The image was released on Wednesday at six simultaneous press conferences around the world, including one at European Commission headquarters in Brussels. EU research commissioner Carlos Moedas said the first photograph of a black hole was the “pinnacle” of his term and he had “not been this excited” since taking office.
The ERC provided a total of €44.3 million over the last 15 years to the Event Horizon Telescope. Other EU national governments, including the Netherlands and Sweden, and the US, Canada, Mexico, Japan, and Taiwan also contributed.
Coordinating the eight observatories and pointing them all at Messier 87 over five nights in 2017, formed a virtual earth-sized telescope with unprecedented sensitivity and resolution.
Each of the eight observatories collected more data over the five nights than CERN’s Large Hadron Collider does in a year. It took two years to combine and process the data at the Max Planck Institute for Radioastronomy and the Massachusetts Institute of Technology’s Haystack Laboratory.

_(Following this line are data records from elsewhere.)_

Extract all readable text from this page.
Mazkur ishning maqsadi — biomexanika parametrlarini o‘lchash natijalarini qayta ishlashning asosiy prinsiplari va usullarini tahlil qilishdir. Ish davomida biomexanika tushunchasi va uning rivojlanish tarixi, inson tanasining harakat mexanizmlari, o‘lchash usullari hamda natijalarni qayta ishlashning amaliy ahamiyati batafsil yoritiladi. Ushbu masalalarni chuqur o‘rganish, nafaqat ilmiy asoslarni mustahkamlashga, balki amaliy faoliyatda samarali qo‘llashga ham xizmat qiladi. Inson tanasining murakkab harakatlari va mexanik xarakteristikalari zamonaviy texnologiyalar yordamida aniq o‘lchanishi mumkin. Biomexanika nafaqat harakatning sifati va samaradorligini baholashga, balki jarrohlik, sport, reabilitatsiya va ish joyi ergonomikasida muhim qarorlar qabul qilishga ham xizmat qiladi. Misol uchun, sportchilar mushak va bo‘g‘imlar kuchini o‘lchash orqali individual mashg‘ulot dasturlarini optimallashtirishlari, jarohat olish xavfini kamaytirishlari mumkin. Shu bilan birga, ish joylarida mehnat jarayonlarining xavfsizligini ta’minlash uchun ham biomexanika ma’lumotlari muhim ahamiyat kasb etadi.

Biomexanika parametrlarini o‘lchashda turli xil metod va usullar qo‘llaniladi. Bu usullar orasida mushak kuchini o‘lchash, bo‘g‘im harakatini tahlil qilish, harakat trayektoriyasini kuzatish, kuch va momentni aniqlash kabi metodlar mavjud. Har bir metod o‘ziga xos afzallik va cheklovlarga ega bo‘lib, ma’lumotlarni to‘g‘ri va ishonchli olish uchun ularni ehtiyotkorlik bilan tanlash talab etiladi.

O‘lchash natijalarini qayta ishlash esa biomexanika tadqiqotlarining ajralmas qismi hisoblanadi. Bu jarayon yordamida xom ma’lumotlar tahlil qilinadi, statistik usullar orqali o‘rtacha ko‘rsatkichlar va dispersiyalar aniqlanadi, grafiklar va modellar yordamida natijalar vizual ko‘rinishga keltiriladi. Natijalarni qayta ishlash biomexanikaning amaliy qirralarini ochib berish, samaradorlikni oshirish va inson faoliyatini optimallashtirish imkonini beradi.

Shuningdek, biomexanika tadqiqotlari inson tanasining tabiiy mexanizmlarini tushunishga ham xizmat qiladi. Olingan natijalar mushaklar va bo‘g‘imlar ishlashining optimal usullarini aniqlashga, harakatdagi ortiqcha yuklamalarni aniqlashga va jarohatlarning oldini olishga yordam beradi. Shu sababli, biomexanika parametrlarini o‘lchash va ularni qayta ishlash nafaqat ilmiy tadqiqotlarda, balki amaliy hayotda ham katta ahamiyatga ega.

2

The EU contributions to the Event Horizon Telescope came from Horizon 2020, the current research programme, and Framework Programme 7, its predecessor. The money was divided into €14 million for the BlackHoleCam project, which is the European component of the Event Horizon Telescope consortium, and €30.3 million for the RadioNet project, which provided some of the infrastructure for the Event Horizon Telescope.